# 📊 Customer Churn Prediction Report: Transformer vs Random Forest (Evaluation and Recommendation)

## 📁 Dataset Summary

- **Binary Target Variable**: Churn (Yes/No)
- **Class Imbalance**: Slight imbalance → handled using **SMOTE**
- **Gender Distribution**: Equal distribution (Male ≈ Female)
- **Outliers**: No outliers detected in continuous variables (via boxplots)
- **Correlation**: 
  - `MonthlyCharges` and `TotalCharges` → positively correlated.
  - Customers with higher `MonthlyCharges` tend to **churn more**.
- **Tenure Insights**:
  - Churn is **very high during the first year**.
  - Very **low churn** beyond 4 years → indicates customer **loyalty increases with tenure**.

---

## 🧠 Model 1: Transformer-Based Model (TabTransformer)
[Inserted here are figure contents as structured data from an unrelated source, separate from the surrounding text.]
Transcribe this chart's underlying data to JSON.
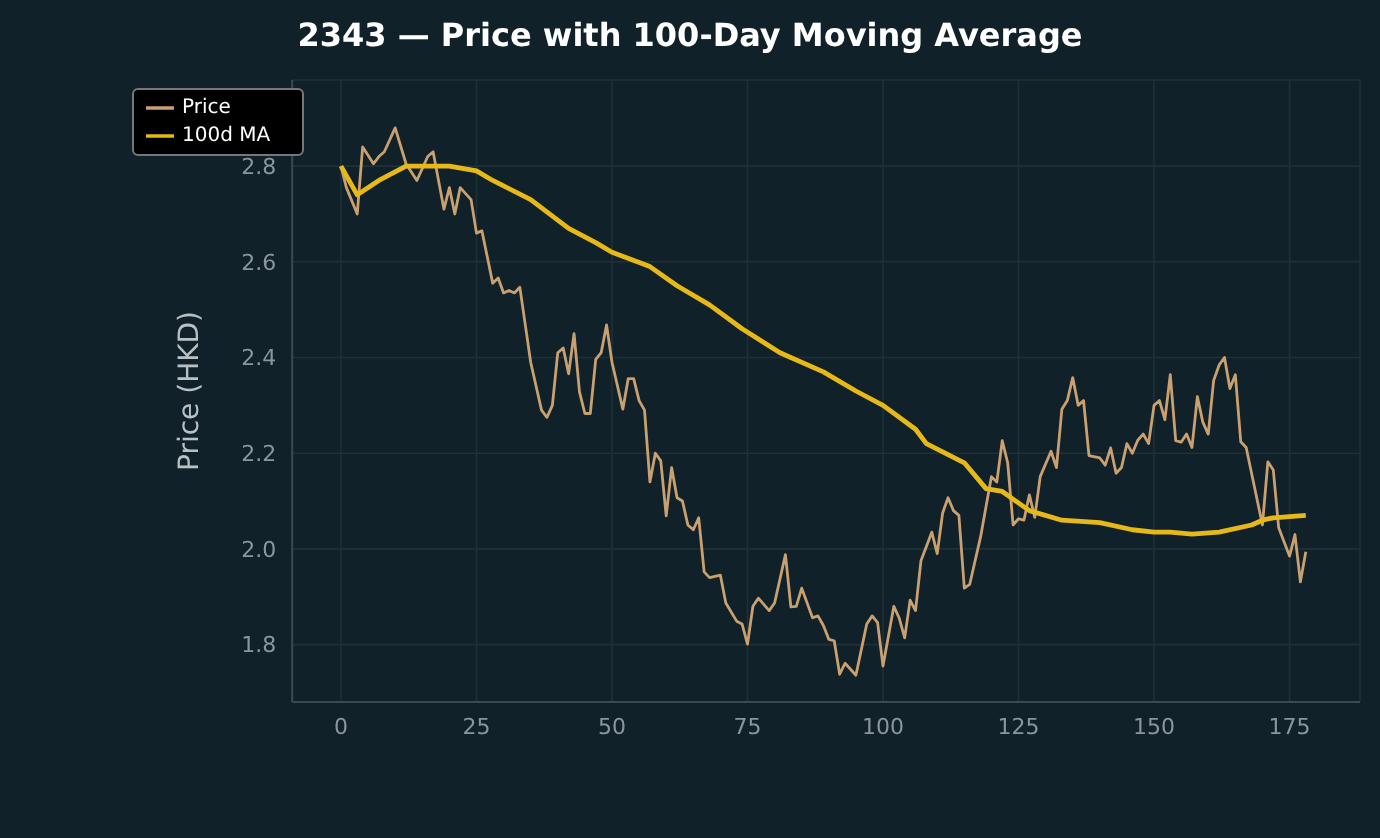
{
  "chart_data": {
    "type": "line",
    "title": "2343 — Price with 100-Day Moving Average",
    "ylabel": "Price (HKD)",
    "xlim": [
      -9,
      188
    ],
    "ylim": [
      1.68,
      2.98
    ],
    "xticks": [
      0,
      25,
      50,
      75,
      100,
      125,
      150,
      175
    ],
    "yticks": [
      1.8,
      {
        "value": 2,
        "label": "2.0"
      },
      2.2,
      2.4,
      2.6,
      2.8
    ],
    "grid": true,
    "legend": "top left",
    "series": [
      {
        "name": "Price",
        "color": "#c9a070",
        "x": [
          0,
          1,
          3,
          4,
          6,
          7,
          8,
          10,
          12,
          14,
          16,
          17,
          19,
          20,
          21,
          22,
          24,
          25,
          26,
          28,
          29,
          30,
          31,
          32,
          33,
          35,
          37,
          38,
          39,
          40,
          41,
          42,
          43,
          44,
          45,
          46,
          47,
          48,
          49,
          50,
          52,
          53,
          54,
          55,
          56,
          57,
          58,
          59,
          60,
          61,
          62,
          63,
          64,
          65,
          66,
          67,
          68,
          70,
          71,
          73,
          74,
          75,
          76,
          77,
          79,
          80,
          82,
          83,
          84,
          85,
          87,
          88,
          89,
          90,
          91,
          92,
          93,
          95,
          97,
          98,
          99,
          100,
          102,
          103,
          104,
          105,
          106,
          107,
          109,
          110,
          111,
          112,
          113,
          114,
          115,
          116,
          118,
          119,
          120,
          121,
          122,
          123,
          124,
          125,
          126,
          127,
          128,
          129,
          131,
          132,
          133,
          134,
          135,
          136,
          137,
          138,
          140,
          141,
          142,
          143,
          144,
          145,
          146,
          147,
          148,
          149,
          150,
          151,
          152,
          153,
          154,
          155,
          156,
          157,
          158,
          159,
          160,
          161,
          162,
          163,
          164,
          165,
          166,
          167,
          170,
          171,
          172,
          173,
          175,
          176,
          177,
          178
        ],
        "values": [
          2.8,
          2.755,
          2.7,
          2.84,
          2.805,
          2.82,
          2.83,
          2.88,
          2.805,
          2.77,
          2.82,
          2.83,
          2.71,
          2.755,
          2.7,
          2.755,
          2.73,
          2.66,
          2.665,
          2.555,
          2.566,
          2.535,
          2.54,
          2.535,
          2.547,
          2.39,
          2.29,
          2.275,
          2.3,
          2.41,
          2.42,
          2.366,
          2.45,
          2.328,
          2.283,
          2.283,
          2.396,
          2.41,
          2.468,
          2.39,
          2.292,
          2.356,
          2.356,
          2.31,
          2.29,
          2.14,
          2.2,
          2.184,
          2.069,
          2.17,
          2.107,
          2.1,
          2.05,
          2.04,
          2.065,
          1.952,
          1.94,
          1.945,
          1.887,
          1.849,
          1.843,
          1.801,
          1.88,
          1.897,
          1.871,
          1.887,
          1.988,
          1.879,
          1.88,
          1.918,
          1.856,
          1.86,
          1.84,
          1.811,
          1.808,
          1.738,
          1.761,
          1.736,
          1.843,
          1.86,
          1.846,
          1.755,
          1.88,
          1.855,
          1.814,
          1.893,
          1.871,
          1.975,
          2.035,
          1.99,
          2.075,
          2.107,
          2.08,
          2.07,
          1.918,
          1.926,
          2.025,
          2.088,
          2.151,
          2.14,
          2.226,
          2.18,
          2.05,
          2.063,
          2.06,
          2.113,
          2.066,
          2.151,
          2.204,
          2.17,
          2.292,
          2.31,
          2.358,
          2.3,
          2.31,
          2.195,
          2.19,
          2.175,
          2.211,
          2.158,
          2.17,
          2.22,
          2.2,
          2.227,
          2.24,
          2.22,
          2.3,
          2.31,
          2.27,
          2.364,
          2.226,
          2.223,
          2.24,
          2.212,
          2.318,
          2.265,
          2.24,
          2.352,
          2.384,
          2.4,
          2.335,
          2.364,
          2.224,
          2.212,
          2.05,
          2.182,
          2.165,
          2.044,
          1.985,
          2.03,
          1.931,
          1.994
        ]
      },
      {
        "name": "100d MA",
        "color": "#e6b818",
        "x": [
          0,
          3,
          7,
          12,
          20,
          25,
          28,
          35,
          42,
          47,
          50,
          57,
          62,
          68,
          74,
          81,
          89,
          95,
          100,
          106,
          108,
          115,
          119,
          122,
          127,
          133,
          140,
          146,
          150,
          153,
          157,
          162,
          168,
          170,
          172,
          178
        ],
        "values": [
          2.8,
          2.74,
          2.77,
          2.8,
          2.8,
          2.79,
          2.77,
          2.73,
          2.67,
          2.64,
          2.62,
          2.59,
          2.55,
          2.51,
          2.46,
          2.41,
          2.37,
          2.33,
          2.3,
          2.25,
          2.22,
          2.18,
          2.126,
          2.12,
          2.08,
          2.06,
          2.055,
          2.04,
          2.035,
          2.035,
          2.031,
          2.035,
          2.05,
          2.06,
          2.065,
          2.07
        ]
      }
    ]
  }
}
### ⚙️ Architecture Overview
- Utilizes **self-attention layers** to capture dependencies among categorical features.
- Categorical features are **embedded** into dense vectors.
- These embeddings are **processed by Transformer blocks** (multi-head attention + feed-forward layers).
- Outputs are concatenated with normalized numerical features and passed through an MLP head.
- Trained using `Binary Cross-Entropy Loss` with the `Adam` optimizer.

### 📈 Performance
| Metric         | Class 0 (No) | Class 1 (Yes) |
|----------------|-------------|---------------|
| Precision      | 0.83        | 0.66          |
| Recall         | 0.91        | 0.50          |
| F1-Score       | 0.87        | 0.57          |

- **Accuracy**: 0.80  
- **Macro F1**: 0.72  
- **Weighted F1**: 0.79  
- **ROC AUC Score**: 0.8156 ✅

> 🔎 **Observations**:  
> - **Strong overall accuracy and precision**, especially for class 0 (non-churners).
> - Shows **significant improvement** in recall for churners ( **0.50**).
> - ROC AUC of **0.82** indicates good separation capability.
> - Still underperforms in detecting churners compared to Random Forest.

---

## 🌲 Model 2: Random Forest Classifier

### ⚙️ Config
```python
RandomForestClassifier(
    max_depth=10,
    max_features='log2',
    min_samples_leaf=2,
    n_estimators=200,
    random_state=0
)
```

### 📈 Performance
| Metric         | Class 0 (No) | Class 1 (Yes) |
|----------------|-------------|---------------|
| Precision      | 0.89        | 0.54          |
| Recall         | 0.77        | 0.72          |
| F1-Score       | 0.83        | 0.62          |

- **Accuracy**: 0.76  
- **Macro F1**: 0.72  
- **Weighted F1**: 0.77  

> 🔎 **Observations**:  
> - Slightly **lower overall accuracy** than Transformer (0.76 vs 0.80)
> - **Highest recall for churners (0.72)** among all models — critical for identifying at-risk customers.
> - More balanced F1 scores for both classes.
> - Offers interpretability through feature importance.

---

## 🔍 Feature Importance from Random Forest

| Rank | Feature                            | Importance |
|------|------------------------------------|------------|
| 1    | `tenure`                           | 0.1361     |
| 2    | `PaymentMethod_Electronic check`   | 0.1081     |
| 3    | `TotalCharges`                     | 0.1077     |
| 4    | `MonthlyCharges`                   | 0.0988     |
| 5    | `InternetService_Fiber optic`      | 0.0981     |
| 6    | `tenure_range`                     | 0.0866     |
| 7    | `Contract_Two year`                | 0.0802     |

> 📌 Key Insight:
> - **Tenure** is the top predictive feature — matches EDA findings.
> - Features like **payment method** and **monthly charges** significantly impact churn probability.

---

## ✅ Recommendation

While both models perform well, the **Random Forest** model remains the **preferred choice** for churn prediction:

### ✔ Why Random Forest?
- **Higher recall (0.72) for churners** — crucial for preventing revenue loss.
- Balanced performance with interpretability.
- Useful for **feature importance analysis** to inform business strategies.

### ⚠️ Considerations for Transformer:
- Better overall accuracy, but still **lags behind in identifying churners** effectively.

> 📝 **Final Verdict**:  
> For a churn prediction task, **recall for the positive class (churn)** is most important.  
> **Random Forest** provides a **better trade-off** between recall, interpretability, and real-world utility.